Hmm. f = Lv, f = 0.001m * 1000000 m / 3600s = 0.27Hz phasing effect? The thickness of your head introduces a far larger error.

OBTW, don't *ever* trust my math skills. For anything. Really.

Wes
 
You mention 6mm which happens to be the wavelength at 20kHz. Is this spacing you specify to prevent comb filtering? Because it is center to center spacing that relates to that.

A 94,4mm housing + 6mm spacing corresponds to a wavelength of about 3.3kHz above which comb filtering may be a problem.

Shouldn't you be placing those tweeters as close together as possible?

Have you read this?

Design issues aside, the Jasper circle jig, a router, and a 1/4" cutting bit is the best way to cut your holes aside from having access to a CNC mill.

If being able to cut holes in 1/16" increments (you could cut a 93.66mm hole or a 95.25mm hole) is not close enough, you could make your own circle cutting jig out of a piece of acrylic or polycarbonate although it would take some trial and error to get the pivot points correct.

Can you provide a picture or link for this driver?
 
Thanks a lot and the link is very interesting. I will look at it later... (Just out of my head question: Would it better for the clearance to me 7mm instead of 6, for this comb filtering you mention?)

As for the wood work, I will prefer to cut them slightly smaller and then rab them or whatever for the tweeters to fit IMHO
 
The center to center spacing between drivers should be as small as possible. This is a problem with dome or other style tweeters that have a faceplate.

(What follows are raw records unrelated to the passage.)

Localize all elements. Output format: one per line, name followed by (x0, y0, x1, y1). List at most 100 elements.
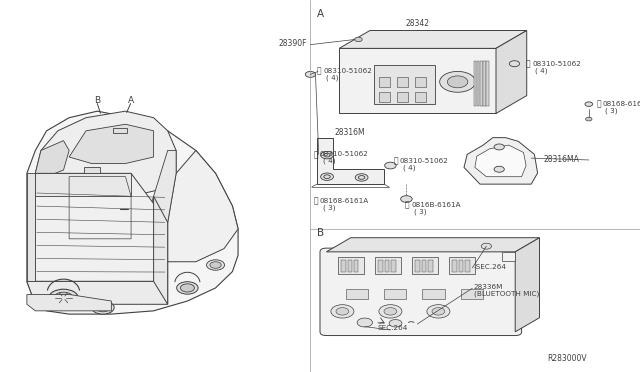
Polygon shape (27, 111, 238, 314)
Bar (477, 61, 479, 106)
Polygon shape (35, 111, 176, 196)
Circle shape (321, 151, 333, 159)
Circle shape (494, 166, 504, 172)
Bar (84, 167, 100, 173)
Bar (338, 257, 364, 274)
Circle shape (385, 162, 396, 169)
Bar (459, 260, 463, 272)
Bar (379, 77, 390, 87)
Bar (422, 260, 426, 272)
Polygon shape (27, 295, 111, 311)
Text: 08310-51062: 08310-51062 (323, 68, 372, 74)
Circle shape (210, 262, 221, 268)
Polygon shape (339, 31, 527, 48)
Polygon shape (35, 173, 131, 196)
Bar (375, 257, 401, 274)
Text: 08310-51062: 08310-51062 (532, 61, 581, 67)
Text: ( 4): ( 4) (326, 74, 339, 81)
Circle shape (305, 71, 316, 77)
Bar (483, 61, 486, 106)
Polygon shape (475, 145, 526, 177)
Text: Ⓑ: Ⓑ (394, 157, 398, 166)
Text: ( 4): ( 4) (535, 67, 547, 74)
Text: 28316MA: 28316MA (544, 155, 580, 164)
Circle shape (357, 318, 372, 327)
Text: 08168-6161A: 08168-6161A (320, 198, 369, 204)
Bar (384, 289, 406, 299)
Circle shape (427, 305, 450, 318)
Bar (412, 257, 438, 274)
Circle shape (432, 308, 445, 315)
Bar (461, 289, 483, 299)
Text: (BLUETOOTH MIC): (BLUETOOTH MIC) (474, 291, 539, 297)
Circle shape (509, 61, 520, 67)
Circle shape (207, 260, 225, 270)
Text: ( 4): ( 4) (323, 158, 335, 164)
Circle shape (336, 308, 349, 315)
Text: 28316M: 28316M (335, 128, 365, 137)
Circle shape (401, 196, 412, 202)
Bar (415, 260, 420, 272)
Polygon shape (154, 196, 168, 304)
Text: Ⓑ: Ⓑ (596, 100, 601, 109)
Circle shape (95, 303, 110, 312)
Bar (374, 65, 435, 104)
Bar (452, 260, 457, 272)
Circle shape (331, 305, 354, 318)
Bar (397, 77, 408, 87)
Polygon shape (326, 238, 540, 252)
Text: 0816B-6161A: 0816B-6161A (412, 202, 461, 208)
Circle shape (49, 289, 78, 306)
Text: R283000V: R283000V (547, 355, 587, 363)
Circle shape (54, 292, 73, 303)
Polygon shape (69, 124, 154, 164)
Polygon shape (464, 138, 538, 184)
Circle shape (355, 174, 368, 181)
Circle shape (585, 102, 593, 106)
Bar (449, 257, 475, 274)
Polygon shape (515, 238, 540, 332)
Polygon shape (502, 252, 515, 261)
Circle shape (440, 71, 476, 92)
Circle shape (494, 144, 504, 150)
Bar (415, 92, 426, 102)
Circle shape (481, 243, 492, 249)
Bar (346, 289, 368, 299)
Polygon shape (27, 281, 168, 304)
Circle shape (384, 308, 397, 315)
Text: -SEC.264: -SEC.264 (474, 264, 507, 270)
Text: B: B (317, 228, 324, 238)
Text: ( 3): ( 3) (414, 208, 427, 215)
Text: 08168-6161A: 08168-6161A (603, 101, 640, 107)
Polygon shape (496, 31, 527, 113)
Circle shape (321, 173, 333, 180)
Bar (379, 92, 390, 102)
Text: 28336M: 28336M (474, 284, 503, 290)
Circle shape (447, 76, 468, 88)
Text: ( 3): ( 3) (605, 108, 618, 114)
Bar (391, 260, 396, 272)
Text: 08310-51062: 08310-51062 (400, 158, 449, 164)
Circle shape (180, 284, 195, 292)
Text: ( 3): ( 3) (323, 204, 335, 211)
Text: ( 4): ( 4) (403, 164, 415, 171)
Text: B: B (94, 96, 100, 105)
Bar (378, 260, 383, 272)
Text: Ⓑ: Ⓑ (314, 150, 318, 159)
Text: Ⓑ: Ⓑ (317, 66, 321, 75)
Circle shape (586, 117, 592, 121)
Text: Ⓑ: Ⓑ (314, 196, 318, 205)
Bar (465, 260, 470, 272)
Polygon shape (317, 138, 384, 184)
Bar (422, 289, 445, 299)
Polygon shape (154, 150, 238, 262)
Bar (341, 260, 346, 272)
Text: Ⓑ: Ⓑ (405, 201, 410, 209)
Circle shape (177, 282, 198, 294)
Bar (397, 92, 408, 102)
Bar (415, 77, 426, 87)
Text: Ⓑ: Ⓑ (526, 59, 531, 68)
Bar (385, 260, 389, 272)
Polygon shape (35, 173, 168, 281)
Text: 28342: 28342 (406, 19, 429, 28)
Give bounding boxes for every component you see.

A router with a jasper-style jig makes cutting round rabbeted driver holes super simple and accurate.
 
I use one of these to cut holes - it's fully adjustable and cuts to 30mm deep - because it drills a pilot hole, you can just flip the wood over and drill from the other side using the pilot hole as a guide if you need to cut a depth more than 30mm. It'll cut perfect holes up to 220mm through 25mm MDF in less than 1 minute.